"No mercy, no peace, this is war. Apes. Together. Strong."
I don’t think anyone could have predicted just how successful this ‘Planet of the Apes’ prequel/reboot has become. Both on a critical and a commercial level the films succeed in winning over critics and audience, delivering a blockbuster that is not only hugely entertaining but also more thoughtful than the average popcorn picture. To make a movie that is labelled as complex but also features a horse riding monkey dual wielding machine guns is not an easy feat.
Caesar (Andy Serkis) and his apes are forced into a deadly conflict with an army of humans led by a ruthless colonel (Woody Harrelson) who deals a vicious blow against the ape kind. Pitted against the colonel in a fight to the finish that will determine the future of both their species as well as the future of the entire planet, Caesar wrestles with his darker instincts and begins his own mythic quest to avenge his kind.
As well as promising us another excellent movie with each new instalment, but these movies also signal the start of a debate that will last from the moment of its release until Oscar season regarding whether or not Andy Serkis should receive an Oscar nomination. I’m discussing Serkis right at the start because, contrary to its title, ‘War for the Planet of the Apes’ is not the gigantic conclusion it is being marketed as. It is less of an action film and more of a character study, one that focusses on a character dealing with his own darker instincts and what he is willing to sacrifice in the name of his beliefs, who also just happens to be an ape. It’s a movie that is driven by the decisions of its character and his own moral dilemmas.
Serkis’ performance as Caesar has been consistently great throughout this trilogy, but I think this is where it reached new levels of brilliance. He so acutely conveys the conflict and turmoil brewing within Caesar with hardly a word. There are only a few occasions throughout the movie in which Caesar speaks and only a handful of those are conveying his emotions. We come to understand so much about what motivates him and his progressing state of mind throughout the movie purely on account of Serkis’ masterful performance that so clearly represents an artist in complete control of his craft.
Surprisingly though, we are treated to a number of brilliant performances that can match that of Serkis. Alongside him in the motion capture section is Steve Zahn, who manages to make the comedic sensibilities of Bad Ape work perfectly within the movie. Given that few things can sink a serious science fiction/action movie faster than an annoying comedic side character this is an achievement. Then there is Woody Harrelson as the film’s ruthless antagonist. I went into this movie knowing Harrelson would deliver some appropriate scenery chewing, but what struck me most was the nuance he and the writers injected into his character. Not only does he become completely empathetic but his role in the movie sets him up as a character who can go head to head with Caesar for their levels of complexity as well as their involving presence.
Of course, great performances in a movie like this would mean nothing if the visual effects were not up to the task. But it comes as no surprise to anyone who has seen the previous instalments that the CGI in ‘War for the Planet of the Apes’ is astonishing. Not just brilliant when they are depicted on a large scale, or interacting with the humans but some of the close up shots honestly had me wondering whether I was actually looking at an image rendered on a computer, something I have not experienced to this degree outside of ‘Jurassic Park’ and ‘Terminator 2’.

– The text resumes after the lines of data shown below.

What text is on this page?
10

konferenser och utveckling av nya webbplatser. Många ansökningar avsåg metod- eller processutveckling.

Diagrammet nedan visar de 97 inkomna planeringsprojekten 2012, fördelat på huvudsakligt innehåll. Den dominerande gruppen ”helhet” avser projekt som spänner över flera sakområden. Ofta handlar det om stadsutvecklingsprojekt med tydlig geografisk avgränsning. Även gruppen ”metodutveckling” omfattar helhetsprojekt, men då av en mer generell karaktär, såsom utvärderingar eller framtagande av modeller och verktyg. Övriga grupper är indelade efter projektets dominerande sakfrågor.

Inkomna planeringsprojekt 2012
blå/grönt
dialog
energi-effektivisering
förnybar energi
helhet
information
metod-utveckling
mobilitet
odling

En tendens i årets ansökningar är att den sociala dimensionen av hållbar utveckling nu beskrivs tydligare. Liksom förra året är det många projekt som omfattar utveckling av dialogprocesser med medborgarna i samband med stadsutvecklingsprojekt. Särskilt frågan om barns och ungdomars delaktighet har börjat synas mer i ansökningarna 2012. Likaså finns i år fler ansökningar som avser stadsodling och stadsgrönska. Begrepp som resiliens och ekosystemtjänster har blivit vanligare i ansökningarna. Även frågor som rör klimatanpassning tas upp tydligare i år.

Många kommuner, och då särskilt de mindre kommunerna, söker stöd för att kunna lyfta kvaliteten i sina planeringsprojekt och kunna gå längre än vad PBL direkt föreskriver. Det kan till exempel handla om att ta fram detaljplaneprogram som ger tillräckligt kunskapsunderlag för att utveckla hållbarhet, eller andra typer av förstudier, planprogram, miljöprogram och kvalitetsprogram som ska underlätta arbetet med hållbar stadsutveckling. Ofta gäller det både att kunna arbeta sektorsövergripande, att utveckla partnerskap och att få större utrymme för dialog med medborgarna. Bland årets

What is even more remarkable is how Matt Reeves rarely seems to draw attention to the brilliance of these effects. So many movies with impressive special effects linger on them to a point where it distracts from the main narrative but Reeves utilises his effects in a way that only draws the audience deeper into the movie, to a point where the apes feel like an even more realistic presence than the humans. The action sequences are impeccably crafted, as are the moments of high tension and drama that underpin the movie. But where Reeves’ direction excels the most is how he treats the quieter moments of the film. There’s a humane element to them in which the audience are actively encouraged to consider the characters as actual, feeling figures. Moments where we get to see the humanity within and remember why we care about the plight of our protagonist. In a time when so many blockbusters focus on spectacle above all else it feels hugely refreshing to see that spectacle being merged with the intimate aspects of a story so masterfully.
I really am struggling to find any major criticisms with the movie on a broad scale. Any quibbles I have with it would require going into spoiler territory that focus on specific details that I was unsure of. A few contrived plot points, some questionable character decisions and an ending that drags on just a little too long that disregards logic in favour of an emotionally satisfying pay off. Beyond that, there’s little else to bother me.
‘War for the Planet of the Apes’ is a thoughtful character study that just happens to be about apes taking over the world. A brilliant end to one of the best trilogies in modern cinema.